The Southeastern Raptor Rehabilitation Center was performing an owl release, and they turned it into a big evening party. Live music, food, raffles, bouncing things for the kids, Aubie, the winged ones. I made a video:

And when we got back home we rode our bikes, a quick seven mile evening.

Very warm, nice summer day, lovely in every way. Hope yours was too.


28
Jul 11

Travel day

Spent today in the lovely, polite Portland airport where the teenagers who work at Wendy’s neither understand or agree with what their corporate overlords are telling them and where the TSA agents are very chatty about their work problems and don’t seem especially concerned about performing their jobs.

Also, they are not able to distinguish between gel and liquid, so take that public education system.

And then there was five hours in the cramped exit row of a plane. Really, Delta, we pick the exit rows for the space (and, yes, the responsibility, because I at least trust myself) but this plane’s blueprints had a flaw somewhere.

And then we whisked through the Atlanta airport, to the shuttle, to the car and then back home, where the old lady at Cracker Barrel locked the door in our face with a smile. Hey, you don’t want my money, that’s fine. I’ll happily spend it somewhere else forever.
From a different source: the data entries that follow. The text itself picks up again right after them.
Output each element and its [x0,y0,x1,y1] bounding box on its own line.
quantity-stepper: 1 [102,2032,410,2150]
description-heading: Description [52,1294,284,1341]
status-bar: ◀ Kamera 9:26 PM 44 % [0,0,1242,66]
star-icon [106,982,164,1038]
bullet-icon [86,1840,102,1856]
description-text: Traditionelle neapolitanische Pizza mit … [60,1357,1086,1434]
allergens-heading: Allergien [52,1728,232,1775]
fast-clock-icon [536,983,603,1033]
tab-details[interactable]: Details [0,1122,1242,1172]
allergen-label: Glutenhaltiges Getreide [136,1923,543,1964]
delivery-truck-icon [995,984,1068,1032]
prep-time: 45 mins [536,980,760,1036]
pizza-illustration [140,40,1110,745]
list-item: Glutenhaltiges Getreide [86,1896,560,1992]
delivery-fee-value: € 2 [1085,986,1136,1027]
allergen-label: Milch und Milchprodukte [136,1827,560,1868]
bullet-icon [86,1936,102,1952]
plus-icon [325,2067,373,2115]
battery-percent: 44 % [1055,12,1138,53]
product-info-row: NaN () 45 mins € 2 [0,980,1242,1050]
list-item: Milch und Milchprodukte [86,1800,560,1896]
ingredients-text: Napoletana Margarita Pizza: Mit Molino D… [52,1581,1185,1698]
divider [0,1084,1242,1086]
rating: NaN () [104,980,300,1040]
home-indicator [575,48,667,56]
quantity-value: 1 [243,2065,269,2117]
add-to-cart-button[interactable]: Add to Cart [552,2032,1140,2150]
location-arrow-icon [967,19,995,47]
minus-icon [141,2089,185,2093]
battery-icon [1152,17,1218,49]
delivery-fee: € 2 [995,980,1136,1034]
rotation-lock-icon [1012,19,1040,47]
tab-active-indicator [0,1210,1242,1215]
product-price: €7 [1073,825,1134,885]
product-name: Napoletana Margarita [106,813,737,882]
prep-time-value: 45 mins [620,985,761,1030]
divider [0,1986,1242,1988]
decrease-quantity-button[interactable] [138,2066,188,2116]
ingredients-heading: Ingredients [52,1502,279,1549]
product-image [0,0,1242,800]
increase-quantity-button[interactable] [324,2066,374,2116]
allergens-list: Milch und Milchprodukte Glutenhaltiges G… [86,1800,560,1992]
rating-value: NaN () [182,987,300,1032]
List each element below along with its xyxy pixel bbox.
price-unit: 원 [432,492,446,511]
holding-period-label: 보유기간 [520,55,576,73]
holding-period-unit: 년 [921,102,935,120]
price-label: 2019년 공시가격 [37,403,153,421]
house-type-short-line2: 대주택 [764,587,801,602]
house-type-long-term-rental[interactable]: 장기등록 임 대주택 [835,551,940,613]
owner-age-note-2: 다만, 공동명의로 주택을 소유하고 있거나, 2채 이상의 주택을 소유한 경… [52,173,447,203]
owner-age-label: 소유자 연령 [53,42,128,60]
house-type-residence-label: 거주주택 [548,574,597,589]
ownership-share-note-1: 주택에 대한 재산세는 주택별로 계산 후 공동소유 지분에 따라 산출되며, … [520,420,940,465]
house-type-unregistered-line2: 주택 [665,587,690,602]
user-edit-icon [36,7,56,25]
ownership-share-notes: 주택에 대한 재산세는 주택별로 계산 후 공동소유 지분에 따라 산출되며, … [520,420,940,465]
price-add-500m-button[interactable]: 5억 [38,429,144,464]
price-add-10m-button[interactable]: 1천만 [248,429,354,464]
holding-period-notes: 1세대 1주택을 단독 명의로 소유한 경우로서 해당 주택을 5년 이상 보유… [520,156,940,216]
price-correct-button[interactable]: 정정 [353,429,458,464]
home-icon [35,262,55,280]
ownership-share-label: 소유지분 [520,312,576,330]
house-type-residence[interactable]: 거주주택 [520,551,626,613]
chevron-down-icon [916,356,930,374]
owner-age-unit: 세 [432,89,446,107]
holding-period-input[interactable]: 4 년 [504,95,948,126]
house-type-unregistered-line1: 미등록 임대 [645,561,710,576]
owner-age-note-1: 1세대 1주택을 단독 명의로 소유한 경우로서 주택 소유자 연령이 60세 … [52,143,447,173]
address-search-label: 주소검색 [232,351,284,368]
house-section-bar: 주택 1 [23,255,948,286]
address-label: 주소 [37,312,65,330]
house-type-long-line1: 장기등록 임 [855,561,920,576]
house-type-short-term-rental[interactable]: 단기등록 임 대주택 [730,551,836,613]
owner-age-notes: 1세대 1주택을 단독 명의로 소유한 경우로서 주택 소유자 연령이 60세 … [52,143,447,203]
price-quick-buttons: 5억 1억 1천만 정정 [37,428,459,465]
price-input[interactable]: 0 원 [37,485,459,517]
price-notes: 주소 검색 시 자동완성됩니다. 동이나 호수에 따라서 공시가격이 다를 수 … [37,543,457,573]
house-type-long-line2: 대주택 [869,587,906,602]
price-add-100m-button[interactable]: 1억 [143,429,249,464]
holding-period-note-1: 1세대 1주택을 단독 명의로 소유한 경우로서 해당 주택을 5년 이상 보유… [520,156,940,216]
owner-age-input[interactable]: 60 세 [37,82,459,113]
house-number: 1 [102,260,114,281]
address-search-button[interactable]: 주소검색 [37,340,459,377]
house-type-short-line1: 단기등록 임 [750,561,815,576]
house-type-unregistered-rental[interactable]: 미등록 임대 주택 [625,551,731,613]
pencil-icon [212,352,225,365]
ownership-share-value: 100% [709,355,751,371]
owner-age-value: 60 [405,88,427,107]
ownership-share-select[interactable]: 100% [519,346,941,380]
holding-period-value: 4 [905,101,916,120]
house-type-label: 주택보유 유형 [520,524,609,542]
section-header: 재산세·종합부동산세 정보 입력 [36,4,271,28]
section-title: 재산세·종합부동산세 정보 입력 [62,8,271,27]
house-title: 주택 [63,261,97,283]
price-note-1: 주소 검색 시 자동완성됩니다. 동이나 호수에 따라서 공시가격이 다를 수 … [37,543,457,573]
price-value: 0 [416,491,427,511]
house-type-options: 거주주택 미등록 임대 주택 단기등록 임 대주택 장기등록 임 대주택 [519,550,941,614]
I tend to get indignant about my capitalism after nine hours of travel.

So we visited Mellow Mushroom, which should have been closed based on their door, but the neon burned, and the pizza cooked because, sure man, whatever. I love Mellow Mushroom. I like spending my money there. (See how that works?)

Anyway, here’s Smith Hall at Lewis & Clark, where we’ve spent the last five days writing.

SmithHall

Successful trip, nice mini-vacation, a small new section of the country explored and approved of (Congratulations, Thomas Jefferson) and looking forward to a return trip in some future temperate season. We lost two hours and about 30 degrees of July in this trip. There’s nothing wrong with that at all.

Anyway, those are apple trees. They are dropping fruit and squirrels and kids are handling the rest. The squirrels are fearless:

squirrel

You could get so close that you could catch that guy. But you couldn’t have gotten him through TSA or into Cracker Barrel.